I am a big fan of Functional Programming and Modular JavaScript. This project's goal is to demonstrate the latest Functional Promise patterns, while taking you through a refactor of real world callback-based NodeJS/JavaScript.
The overall technique I demonstrate is what I call the 'Functional River' pattern. Where your input/parameters/data is the water, and the code forms the riverbed. More or less. It is an async version of the Collection Pipeline pattern.
To the Haskell pros out there, before you flame me for not defining 'monad', this is meant to be a more welcoming place. So forgive me if I skip the overblown theory & jargon.
- Higher level logic implemented with multiple smaller single-purpose functions, assembled to read like a story.
- Reduce bugs by eliminating ad hoc logic. (e.g. one-off transformations, untested validation)
- Use same interface for both synchronous & asynchronous code. (
promise.then(value => alert(value))
) - Prefer immutable, stateless code as essential building blocks.
- Less elaborate, modular code is naturally more reusable.
- Easier to move logic around - rebundle simple functions as needed to create new higher-order functions.

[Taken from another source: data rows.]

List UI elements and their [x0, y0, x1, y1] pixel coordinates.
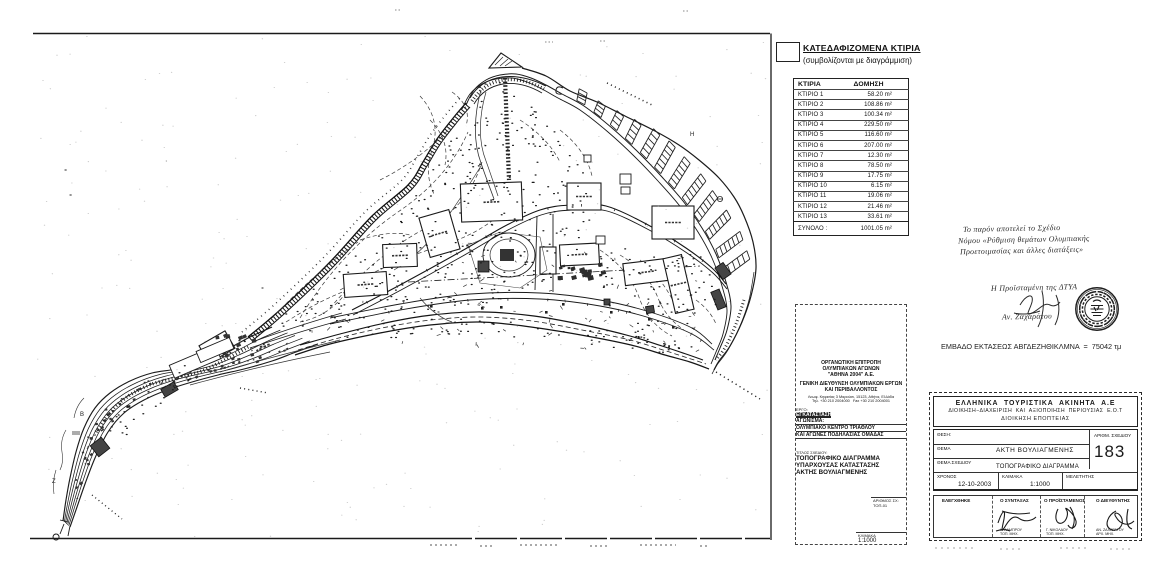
svg-text:H: H — [690, 132, 694, 138]
svg-text:B: B — [80, 412, 84, 418]
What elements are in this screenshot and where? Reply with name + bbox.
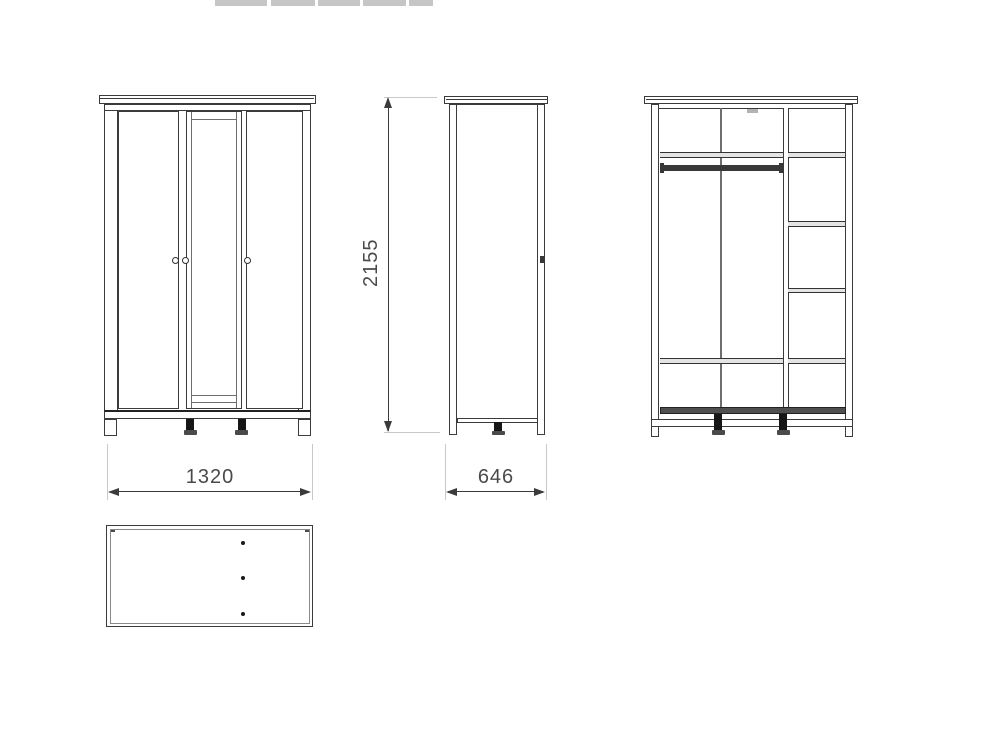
- interior-cornice-edge-line: [646, 99, 857, 100]
- interior-left-stile: [651, 104, 659, 437]
- interior-right-stile: [845, 104, 853, 437]
- interior-right-shelf-2: [788, 221, 845, 227]
- front-adjustable-foot-1: [186, 419, 194, 431]
- watermark-bar: [215, 0, 267, 6]
- front-middle-door: [186, 111, 242, 409]
- watermark-bar: [409, 0, 433, 6]
- top-view-fitting-dot-3: [241, 612, 245, 616]
- front-cornice-edge-line: [100, 98, 314, 99]
- interior-top-notch: [747, 109, 758, 113]
- depth-extension-line-right: [546, 444, 547, 500]
- front-adjustable-foot-2: [238, 419, 246, 431]
- front-right-leg: [298, 419, 311, 437]
- side-foot-base: [492, 431, 505, 435]
- top-view-fitting-dot-1: [241, 541, 245, 545]
- front-right-door: [246, 111, 303, 409]
- arrow-right-icon: [534, 488, 545, 496]
- middle-door-frame-bottom-line: [191, 395, 238, 396]
- middle-door-frame-left-line: [191, 112, 192, 408]
- side-back-stile: [537, 104, 545, 435]
- interior-bottom-rail: [651, 419, 853, 427]
- interior-right-shelf-4: [788, 358, 845, 364]
- hanging-rail: [663, 165, 780, 172]
- width-extension-line-right: [312, 444, 313, 500]
- arrow-left-icon: [108, 488, 119, 496]
- arrow-down-icon: [384, 421, 392, 432]
- height-dimension-line: [388, 99, 389, 431]
- height-dimension-label: 2155: [357, 243, 385, 287]
- interior-bottom-panel: [660, 407, 846, 414]
- top-view-inner-edge: [110, 529, 310, 624]
- middle-door-frame-bottom-line2: [191, 402, 238, 403]
- interior-foot-base-2: [777, 430, 790, 435]
- hanging-rail-bracket-left: [660, 163, 665, 174]
- interior-left-top-shelf: [660, 152, 783, 158]
- front-top-cornice: [99, 95, 316, 104]
- watermark-bar: [271, 0, 315, 6]
- side-door-knob-icon: [540, 256, 545, 263]
- front-left-door: [118, 111, 179, 409]
- arrow-left-icon: [446, 488, 457, 496]
- width-dimension-label: 1320: [175, 466, 245, 489]
- front-foot-base-1: [184, 430, 197, 435]
- side-top-cornice: [444, 96, 548, 104]
- side-top-line: [456, 104, 537, 105]
- left-door-knob-icon: [172, 257, 179, 264]
- technical-drawing-canvas: 1320 2155 646: [0, 0, 1000, 750]
- arrow-up-icon: [384, 97, 392, 108]
- height-extension-line-bottom: [384, 432, 440, 433]
- width-dimension-line: [110, 491, 309, 492]
- interior-foot-base-1: [712, 430, 725, 435]
- interior-adjustable-foot-1: [714, 414, 722, 431]
- interior-adjustable-foot-2: [779, 414, 787, 431]
- top-view-fitting-dot-2: [241, 576, 245, 580]
- watermark-bar: [363, 0, 406, 6]
- interior-right-shelf-1: [788, 152, 845, 158]
- watermark-bar: [318, 0, 360, 6]
- right-door-knob-icon: [244, 257, 251, 264]
- arrow-right-icon: [300, 488, 311, 496]
- middle-door-knob-icon: [182, 257, 189, 264]
- middle-door-frame-right-line: [236, 112, 237, 408]
- front-foot-base-2: [235, 430, 248, 435]
- front-bottom-rail: [104, 410, 311, 419]
- hanging-rail-bracket-right: [779, 163, 784, 174]
- interior-left-bottom-shelf: [660, 358, 783, 364]
- interior-top-cornice: [644, 96, 858, 104]
- interior-right-shelf-3: [788, 288, 845, 294]
- depth-dimension-line: [448, 491, 543, 492]
- top-view-corner-mark-right: [305, 530, 309, 532]
- top-view-corner-mark-left: [111, 530, 115, 532]
- side-front-stile: [449, 104, 457, 435]
- middle-door-frame-top-line: [191, 119, 238, 120]
- depth-dimension-label: 646: [461, 466, 531, 489]
- front-left-leg: [104, 419, 117, 437]
- side-cornice-edge-line: [446, 99, 547, 100]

- Increased testability - eliminate hidden logic.
- Substantially faster code readability - versus methods which muddles the important parts, and further hides ad hoc error/glue code.
Note: Relies on ideas from Lisp to SmallTalk - adapted to a JavaScript world. Additionally, I happen to use Bluebird Promises. Apologies to
Promise Resistance Leader
Brian Leroux. For alternative patterns please read my more detailed article demonstrating 4 Functional JavaScript Techniques (with Examples)
Have feedback, fixes or questions? Please create issues or PRs. Or just complain at me on twitter @justsml.
If you feel this subject has been thoroughly explored, please see my post Beating a dead horse?
Here's a rough visualization of our function:
Note: This is intentionally reasonable callback code. Even if nested. Not trying a straw-man attack.
- Step 1: Break Up The Big Functions - read the code: PR #2: Flatten Functions
- Step 2: DRYer Code - read the code: PR #3: DRYer Code
- Step 3: Cleanup Code - read the code: PR #5: Post Cleanup
- Less ad hoc code results in:
- More uniform code between different teams & developers,
- Performance tooling & refactoring is an appreciably better experience,
- More certainty about code correctness,
- Higher code reuse.
- 100% Unit Testability
- Unit tests uniquely prove you found, understand, AND resolved a given bug,
- Faster bug resolution process,
- Flatter code hierarchy == less filler to remember
- Re-organizing code is easier & less prone to bugs - with Pure-ish Functions
- Performance. I've run some micro-benchmarks - it's not awesome. However, 3 important things:
- It's not meaningfully slower in real world applications.
- If it is necessary, performance analysis & tuning is a much improved experience. Smaller functions make it easier to see where slow code lurks - especially if you profile unit tests.
- As more people adopt these patterns, things will improve. V8/Chrome has been impressively fast at optimizing for emerging patterns.
- Debugging can be more difficult. Though I have updated my dev tricks to debug this style of code, even without the confort of Bluebird's error handling. I'll add more sample scripts for this later.
- Something new to learn. Deal with it, you're a developer.
- If you have an existing project with lots of code, the unfortunate reality is: Refactors Suck.
- EventEmitter- & Stream-based code is not improved much, if at all, using this technique. Look into RxJS
- Ongoing experiments include simple closures, extend Promise with
EventEmitter
, or using Bluebird's.bind
to inject variable state into the Promise chain. (I know, "ugh side-effects, gross." PRs welcome.)
- Ongoing experiments include simple closures, extend Promise with
This area of Functional JS patterns, and consenus around it's best practices has plenty room to go.
While true of most coding patterns, an overly-done flat & modular JS Project can feel more disorganized over time. Project and code discipline is just as important as it's always been. Also, we're still developing consensus around Functional JS patterns.
Another solution I've found is to add a Code Style Guide preferably with naming conventions - see my thoughts on that subject. This becomes much more important as team size grows.
When done right, one of Functional River
's greatest strengths is the ability to relocate & rearrange modules with low risk. If this still feels risky, your modules are still too entangled.